Considéré comme l’une des personnalités de la lutte contre l’apartheid en Afrique du Sud, il s’est concentré sur le démantèlement de l’héritage de l’apartheid et la promotion de la réconciliation raciale, au Congrès national africain: ANC.

Né de parents communistes, le jeune ingénieur a rejoint au début des années 1960 la branche armée du Congrès national africain (ANC), à la pointe du combat contre le régime raciste blanc au pouvoir en Afrique du Sud.

Denis Goldberg a été arrêté en 1963 avec une poignée de dirigeants célèbres de la cause noire, dont Walter Sisulu, Govan Mbeki et Andrew Mlangeni. Il a été condamné un an plus tard à la prison à vie aux côtés de Nelson Mandela lors du célèbre procès dit de Rivonia.

Denis Goldberg, qui était Juif, a passé 22 ans en prison pour son activisme ; il a succombé à un cancer du poumon à l’âge de 87 ans

Seul blanc à comparaître, il a été séparé de ses compagnons, incarcérés sur l’île-prison de Robben Island, et a été détenu pendant vingt-deux ans dans un pénitencier de la capitale Pretoria.

Dennis Goldberg jouissait d’un profond respect dans le monde en général et en Afrique du Sud en particulier.

« J’avais compris que le racisme en Afrique du Sud était équivalent au racisme dans l’Allemagne nazie », avait déclaré Denis Goldberg l’an dernier en recevant un diplôme honoraire de l’université du Cap.

Honoré à Londres en 2016 avec son compagnon de lutte Ahmed Kathrada, il avait regretté que son pays reste déchiré par les tensions raciales, un quart de siècle après les premières élections libres de son histoire en 1994.

« La ségrégation raciale a été imprimée dans l’esprit de chaque Sud-Africain », avait-il alors regretté, « il reste encore beaucoup de chemin à faire ».

Le président sud-africain Cyril Ramaphosa a salué son « engagement déterminé en faveur d’un leadership éthique », qualifiant son décès de « moment triste pour la nation ».

« Ses valeurs humaines pragmatiques et sa compassion naturelle brillaient comme une chandelle », a pour sa part déclaré l’ex-archevêque du Cap et prix Nobel de la paix Desmond Tutu dans un communiqué.
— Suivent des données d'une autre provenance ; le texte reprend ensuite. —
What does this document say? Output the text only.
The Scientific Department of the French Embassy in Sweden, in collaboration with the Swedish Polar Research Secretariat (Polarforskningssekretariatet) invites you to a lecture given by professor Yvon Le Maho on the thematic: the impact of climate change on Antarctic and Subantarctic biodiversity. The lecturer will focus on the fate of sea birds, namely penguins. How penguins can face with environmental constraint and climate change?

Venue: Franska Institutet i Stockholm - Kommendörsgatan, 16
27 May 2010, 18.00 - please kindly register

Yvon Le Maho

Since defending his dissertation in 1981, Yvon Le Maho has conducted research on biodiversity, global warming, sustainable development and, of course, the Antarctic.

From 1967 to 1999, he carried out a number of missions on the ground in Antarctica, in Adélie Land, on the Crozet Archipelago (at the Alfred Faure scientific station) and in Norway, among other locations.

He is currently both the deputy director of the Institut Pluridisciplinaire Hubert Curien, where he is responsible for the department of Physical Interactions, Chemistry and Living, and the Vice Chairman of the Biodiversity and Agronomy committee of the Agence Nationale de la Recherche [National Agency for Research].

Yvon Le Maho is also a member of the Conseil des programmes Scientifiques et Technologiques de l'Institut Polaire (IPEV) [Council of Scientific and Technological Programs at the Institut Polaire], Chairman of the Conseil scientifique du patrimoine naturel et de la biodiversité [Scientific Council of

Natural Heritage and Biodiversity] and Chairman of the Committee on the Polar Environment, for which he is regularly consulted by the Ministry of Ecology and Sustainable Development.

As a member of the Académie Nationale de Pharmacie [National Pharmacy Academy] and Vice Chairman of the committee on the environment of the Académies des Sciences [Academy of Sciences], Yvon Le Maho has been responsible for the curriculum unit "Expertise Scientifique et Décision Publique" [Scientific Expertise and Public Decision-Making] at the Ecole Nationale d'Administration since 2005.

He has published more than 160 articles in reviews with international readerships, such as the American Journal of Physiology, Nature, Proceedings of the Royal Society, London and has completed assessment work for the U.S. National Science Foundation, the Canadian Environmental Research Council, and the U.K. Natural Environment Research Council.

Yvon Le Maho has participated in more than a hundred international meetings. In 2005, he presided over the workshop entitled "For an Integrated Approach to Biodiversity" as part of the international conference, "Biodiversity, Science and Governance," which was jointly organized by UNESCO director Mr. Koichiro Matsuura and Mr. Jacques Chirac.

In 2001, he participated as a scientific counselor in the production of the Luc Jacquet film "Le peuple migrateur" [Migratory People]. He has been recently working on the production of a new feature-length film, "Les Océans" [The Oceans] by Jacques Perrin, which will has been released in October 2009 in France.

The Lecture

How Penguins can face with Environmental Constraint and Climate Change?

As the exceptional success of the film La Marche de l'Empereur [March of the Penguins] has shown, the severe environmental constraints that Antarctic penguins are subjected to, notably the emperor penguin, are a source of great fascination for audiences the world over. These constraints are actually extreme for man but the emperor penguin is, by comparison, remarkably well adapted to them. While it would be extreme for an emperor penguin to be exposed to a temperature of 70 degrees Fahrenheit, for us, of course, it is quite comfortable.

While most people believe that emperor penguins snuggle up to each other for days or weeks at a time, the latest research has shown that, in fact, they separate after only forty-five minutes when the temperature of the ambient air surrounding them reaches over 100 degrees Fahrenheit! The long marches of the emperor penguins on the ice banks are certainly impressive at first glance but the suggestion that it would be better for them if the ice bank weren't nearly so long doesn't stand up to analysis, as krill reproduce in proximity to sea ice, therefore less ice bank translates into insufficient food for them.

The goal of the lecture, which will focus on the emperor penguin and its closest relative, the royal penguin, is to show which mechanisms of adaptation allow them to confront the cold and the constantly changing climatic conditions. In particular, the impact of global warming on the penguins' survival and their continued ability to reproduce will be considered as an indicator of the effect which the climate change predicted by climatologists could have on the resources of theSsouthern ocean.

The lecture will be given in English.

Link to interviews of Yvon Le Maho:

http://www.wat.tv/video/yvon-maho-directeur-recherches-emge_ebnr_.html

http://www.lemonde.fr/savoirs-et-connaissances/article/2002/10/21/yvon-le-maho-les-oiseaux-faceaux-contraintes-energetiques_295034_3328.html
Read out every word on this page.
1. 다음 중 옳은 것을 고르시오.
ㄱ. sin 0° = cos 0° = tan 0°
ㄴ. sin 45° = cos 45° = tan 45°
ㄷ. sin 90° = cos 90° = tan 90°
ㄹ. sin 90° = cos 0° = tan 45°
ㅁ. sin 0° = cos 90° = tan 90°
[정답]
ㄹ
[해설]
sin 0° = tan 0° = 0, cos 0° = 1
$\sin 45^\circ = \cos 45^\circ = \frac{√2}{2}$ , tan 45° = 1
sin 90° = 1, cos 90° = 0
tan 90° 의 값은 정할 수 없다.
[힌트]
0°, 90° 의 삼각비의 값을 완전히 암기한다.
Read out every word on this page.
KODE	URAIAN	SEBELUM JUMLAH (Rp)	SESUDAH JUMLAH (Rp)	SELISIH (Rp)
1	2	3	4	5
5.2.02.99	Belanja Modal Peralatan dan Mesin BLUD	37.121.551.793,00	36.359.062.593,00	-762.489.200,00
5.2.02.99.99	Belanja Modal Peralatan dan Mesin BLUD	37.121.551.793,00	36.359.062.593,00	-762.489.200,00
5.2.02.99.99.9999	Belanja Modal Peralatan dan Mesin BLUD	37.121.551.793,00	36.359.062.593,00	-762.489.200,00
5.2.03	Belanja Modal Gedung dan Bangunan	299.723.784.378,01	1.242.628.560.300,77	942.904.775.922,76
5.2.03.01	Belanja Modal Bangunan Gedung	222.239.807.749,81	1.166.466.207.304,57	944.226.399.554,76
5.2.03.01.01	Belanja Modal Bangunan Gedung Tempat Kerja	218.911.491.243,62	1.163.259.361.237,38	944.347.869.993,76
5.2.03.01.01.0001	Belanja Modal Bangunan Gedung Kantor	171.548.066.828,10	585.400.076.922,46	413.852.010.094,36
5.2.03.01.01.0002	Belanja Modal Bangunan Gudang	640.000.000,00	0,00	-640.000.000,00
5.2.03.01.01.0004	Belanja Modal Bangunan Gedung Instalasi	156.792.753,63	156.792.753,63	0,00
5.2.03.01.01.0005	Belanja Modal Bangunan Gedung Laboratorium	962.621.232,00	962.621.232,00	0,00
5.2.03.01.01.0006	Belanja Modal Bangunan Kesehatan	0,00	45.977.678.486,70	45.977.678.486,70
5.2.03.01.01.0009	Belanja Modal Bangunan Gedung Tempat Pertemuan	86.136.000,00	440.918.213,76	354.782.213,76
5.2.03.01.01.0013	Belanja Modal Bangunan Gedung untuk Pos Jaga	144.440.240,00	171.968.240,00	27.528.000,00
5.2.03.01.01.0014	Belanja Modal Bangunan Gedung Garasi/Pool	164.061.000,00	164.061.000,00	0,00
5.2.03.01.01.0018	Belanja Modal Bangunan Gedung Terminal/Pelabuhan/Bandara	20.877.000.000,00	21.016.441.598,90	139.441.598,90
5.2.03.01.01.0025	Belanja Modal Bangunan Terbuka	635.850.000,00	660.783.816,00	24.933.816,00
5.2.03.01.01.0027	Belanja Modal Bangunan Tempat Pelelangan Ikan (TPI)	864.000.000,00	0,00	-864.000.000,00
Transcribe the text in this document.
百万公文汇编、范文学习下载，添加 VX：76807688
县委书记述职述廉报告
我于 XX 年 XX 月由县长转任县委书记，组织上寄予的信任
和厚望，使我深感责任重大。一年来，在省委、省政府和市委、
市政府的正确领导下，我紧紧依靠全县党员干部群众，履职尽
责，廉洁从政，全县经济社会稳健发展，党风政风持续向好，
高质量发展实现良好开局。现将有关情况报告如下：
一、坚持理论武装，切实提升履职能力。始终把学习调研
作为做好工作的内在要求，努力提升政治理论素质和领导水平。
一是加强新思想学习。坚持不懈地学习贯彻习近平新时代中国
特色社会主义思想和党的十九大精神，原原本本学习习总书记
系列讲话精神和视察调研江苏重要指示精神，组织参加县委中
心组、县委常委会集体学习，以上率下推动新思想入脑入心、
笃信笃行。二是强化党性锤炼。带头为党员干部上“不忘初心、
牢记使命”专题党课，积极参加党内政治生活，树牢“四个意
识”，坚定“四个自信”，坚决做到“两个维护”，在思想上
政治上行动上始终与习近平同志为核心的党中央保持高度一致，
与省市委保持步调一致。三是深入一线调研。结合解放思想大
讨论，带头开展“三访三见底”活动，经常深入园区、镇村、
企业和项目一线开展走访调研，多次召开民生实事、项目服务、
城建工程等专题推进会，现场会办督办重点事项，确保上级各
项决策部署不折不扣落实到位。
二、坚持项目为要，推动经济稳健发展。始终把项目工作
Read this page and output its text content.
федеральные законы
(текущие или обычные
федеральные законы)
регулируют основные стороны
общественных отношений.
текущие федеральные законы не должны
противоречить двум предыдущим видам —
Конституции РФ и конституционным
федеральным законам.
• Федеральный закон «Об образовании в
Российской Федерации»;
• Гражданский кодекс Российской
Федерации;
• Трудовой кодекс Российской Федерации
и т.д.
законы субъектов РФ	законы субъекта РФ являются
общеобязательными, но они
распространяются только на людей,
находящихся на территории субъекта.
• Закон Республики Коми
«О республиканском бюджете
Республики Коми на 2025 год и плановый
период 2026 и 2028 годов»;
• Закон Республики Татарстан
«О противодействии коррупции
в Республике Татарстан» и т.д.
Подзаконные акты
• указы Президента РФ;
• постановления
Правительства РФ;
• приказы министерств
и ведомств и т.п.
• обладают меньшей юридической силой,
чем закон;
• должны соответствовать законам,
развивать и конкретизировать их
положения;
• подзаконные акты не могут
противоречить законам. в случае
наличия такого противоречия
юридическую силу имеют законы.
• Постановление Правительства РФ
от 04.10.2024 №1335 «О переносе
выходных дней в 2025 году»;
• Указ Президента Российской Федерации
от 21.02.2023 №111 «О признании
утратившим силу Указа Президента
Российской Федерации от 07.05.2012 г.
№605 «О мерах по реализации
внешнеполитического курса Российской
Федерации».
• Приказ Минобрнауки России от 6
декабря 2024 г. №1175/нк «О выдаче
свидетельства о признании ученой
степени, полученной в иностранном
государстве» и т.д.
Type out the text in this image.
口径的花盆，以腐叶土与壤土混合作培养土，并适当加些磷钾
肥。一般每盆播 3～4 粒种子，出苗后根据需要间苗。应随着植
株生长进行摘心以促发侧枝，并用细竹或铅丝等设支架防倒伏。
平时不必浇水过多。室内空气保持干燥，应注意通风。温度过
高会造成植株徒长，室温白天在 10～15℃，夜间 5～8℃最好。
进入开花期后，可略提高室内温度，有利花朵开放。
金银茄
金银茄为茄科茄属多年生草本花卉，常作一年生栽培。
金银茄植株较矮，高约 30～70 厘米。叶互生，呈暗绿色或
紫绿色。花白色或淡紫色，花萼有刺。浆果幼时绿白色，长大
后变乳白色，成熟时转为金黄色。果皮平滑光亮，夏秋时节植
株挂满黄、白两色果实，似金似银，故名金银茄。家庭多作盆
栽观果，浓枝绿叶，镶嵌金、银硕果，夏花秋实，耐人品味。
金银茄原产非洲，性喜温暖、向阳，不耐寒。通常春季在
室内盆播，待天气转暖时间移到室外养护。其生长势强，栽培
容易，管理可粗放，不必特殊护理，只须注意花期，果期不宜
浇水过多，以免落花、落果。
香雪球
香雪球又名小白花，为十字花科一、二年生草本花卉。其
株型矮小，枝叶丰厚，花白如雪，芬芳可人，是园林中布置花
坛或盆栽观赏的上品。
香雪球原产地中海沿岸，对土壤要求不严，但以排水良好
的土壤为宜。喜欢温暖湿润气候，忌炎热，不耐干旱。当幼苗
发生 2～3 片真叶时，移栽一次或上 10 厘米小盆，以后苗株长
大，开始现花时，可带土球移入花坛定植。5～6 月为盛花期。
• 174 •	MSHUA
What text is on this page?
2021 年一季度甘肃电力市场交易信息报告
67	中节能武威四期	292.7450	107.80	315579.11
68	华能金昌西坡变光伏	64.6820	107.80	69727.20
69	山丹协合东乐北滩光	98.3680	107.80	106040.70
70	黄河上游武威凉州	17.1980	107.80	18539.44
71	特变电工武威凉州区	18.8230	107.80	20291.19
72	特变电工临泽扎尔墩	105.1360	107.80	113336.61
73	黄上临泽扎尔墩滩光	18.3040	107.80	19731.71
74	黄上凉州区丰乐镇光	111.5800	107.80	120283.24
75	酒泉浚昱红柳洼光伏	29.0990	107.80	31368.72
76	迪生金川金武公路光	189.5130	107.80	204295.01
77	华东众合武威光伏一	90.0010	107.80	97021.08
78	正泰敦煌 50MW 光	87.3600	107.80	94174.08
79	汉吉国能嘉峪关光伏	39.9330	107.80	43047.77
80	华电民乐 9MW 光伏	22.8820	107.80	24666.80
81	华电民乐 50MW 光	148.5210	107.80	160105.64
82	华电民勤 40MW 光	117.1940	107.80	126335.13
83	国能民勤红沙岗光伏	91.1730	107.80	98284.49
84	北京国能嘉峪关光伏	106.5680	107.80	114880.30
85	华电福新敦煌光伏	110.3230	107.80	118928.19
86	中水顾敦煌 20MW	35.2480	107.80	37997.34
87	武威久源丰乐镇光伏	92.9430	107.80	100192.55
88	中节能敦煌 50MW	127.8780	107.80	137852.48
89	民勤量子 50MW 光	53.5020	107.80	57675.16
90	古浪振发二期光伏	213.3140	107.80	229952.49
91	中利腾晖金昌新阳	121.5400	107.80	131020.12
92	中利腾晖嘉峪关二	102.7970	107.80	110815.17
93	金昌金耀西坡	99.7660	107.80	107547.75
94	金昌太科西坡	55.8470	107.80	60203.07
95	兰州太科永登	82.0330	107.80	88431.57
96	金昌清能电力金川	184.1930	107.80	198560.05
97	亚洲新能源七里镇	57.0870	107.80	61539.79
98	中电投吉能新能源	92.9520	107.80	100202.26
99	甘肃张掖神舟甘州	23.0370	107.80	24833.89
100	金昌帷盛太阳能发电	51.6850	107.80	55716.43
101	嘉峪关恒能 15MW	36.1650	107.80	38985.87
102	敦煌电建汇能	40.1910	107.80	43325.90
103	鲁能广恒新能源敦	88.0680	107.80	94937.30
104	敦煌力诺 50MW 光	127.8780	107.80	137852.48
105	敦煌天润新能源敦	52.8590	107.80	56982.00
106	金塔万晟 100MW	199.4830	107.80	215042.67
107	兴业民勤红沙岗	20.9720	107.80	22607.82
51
Considéré comme un des pères de la jeune démocratie multiraciale sud-africaine, Dennis Goldberg rime à jamais dans son pays avec droit de vote pour la majorité noire et fin du régime de l’apartheid. Sa contribution est celle de la non discrimination, de l’intégration, et d’assurer la réconciliation nationale.